= Tha Taphao River =

Stream in Chumphon, Thailand

Tha Taphao River, known in Thai as Khlong Tha Taphao (คลองท่าตะเภา, /th/), is a natural waterway in Chumphon province, southern Thailand.

Its source is from three streams confluence in the Tenasserim Range, forming the border between Thailand and Myanmar, as well as two other provinces of Thailand are Prachuap Khiri Khan and Chumphon. The river flows through Tha Sae into Mueang Chumphon districts and empties into the Gulf of Thailand at Ao Chumphon, where it is referred to as Pak Nam Chumphon, total length 33 km. When the sea level rises and the fresh water in the river mixes with it, it becomes salty water, brackish water, and fresh water, making it suitable for raising barramundi. The area at the end of the river is a pier for many fishing boats.
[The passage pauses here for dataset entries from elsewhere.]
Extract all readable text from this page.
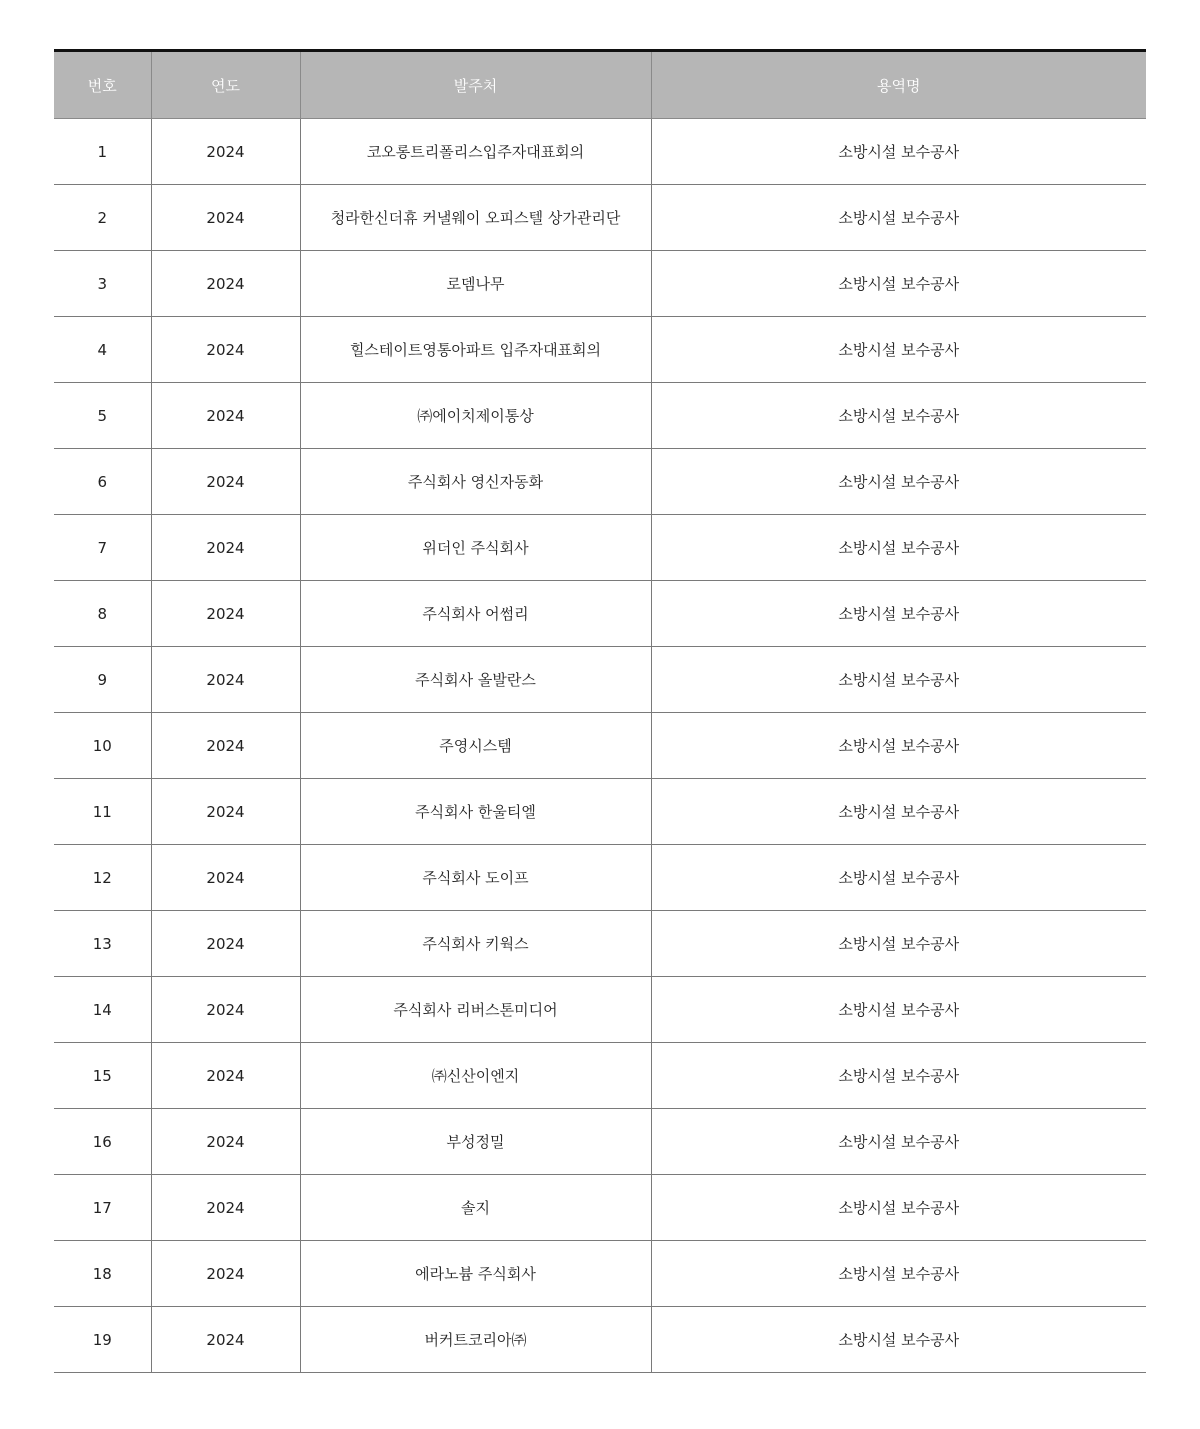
번호	연도	발주처	용역명
1	2024	코오롱트리폴리스입주자대표회의	소방시설 보수공사
2	2024	청라한신더휴 커낼웨이 오피스텔 상가관리단	소방시설 보수공사
3	2024	로뎀나무	소방시설 보수공사
4	2024	힐스테이트영통아파트 입주자대표회의	소방시설 보수공사
5	2024	㈜에이치제이통상	소방시설 보수공사
6	2024	주식회사 영신자동화	소방시설 보수공사
7	2024	위더인 주식회사	소방시설 보수공사
8	2024	주식회사 어썸리	소방시설 보수공사
9	2024	주식회사 올발란스	소방시설 보수공사
10	2024	주영시스템	소방시설 보수공사
11	2024	주식회사 한울티엘	소방시설 보수공사
12	2024	주식회사 도이프	소방시설 보수공사
13	2024	주식회사 키웍스	소방시설 보수공사
14	2024	주식회사 리버스톤미디어	소방시설 보수공사
15	2024	㈜신산이엔지	소방시설 보수공사
16	2024	부성정밀	소방시설 보수공사
17	2024	솔지	소방시설 보수공사
18	2024	에라노븀 주식회사	소방시설 보수공사
19	2024	버커트코리아㈜	소방시설 보수공사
Tha Taphao river has historical significance what with in the past, when Chumphon was still an important seaport, the river was considered a shipping route. Hence, it was named Tha Taphao which means "junk ship pier". This name also became the name of the former Mueang Chumphon district. In addition, as it flows through Khao Sam Kaeo, there are also many archaeological evidences of ancient sites, such as the bronze drums and beads, as it was a prehistoric human settlement. Currently, the course is used as a flood retention basin to prevent inundation in Chumphon and as a water tourism route.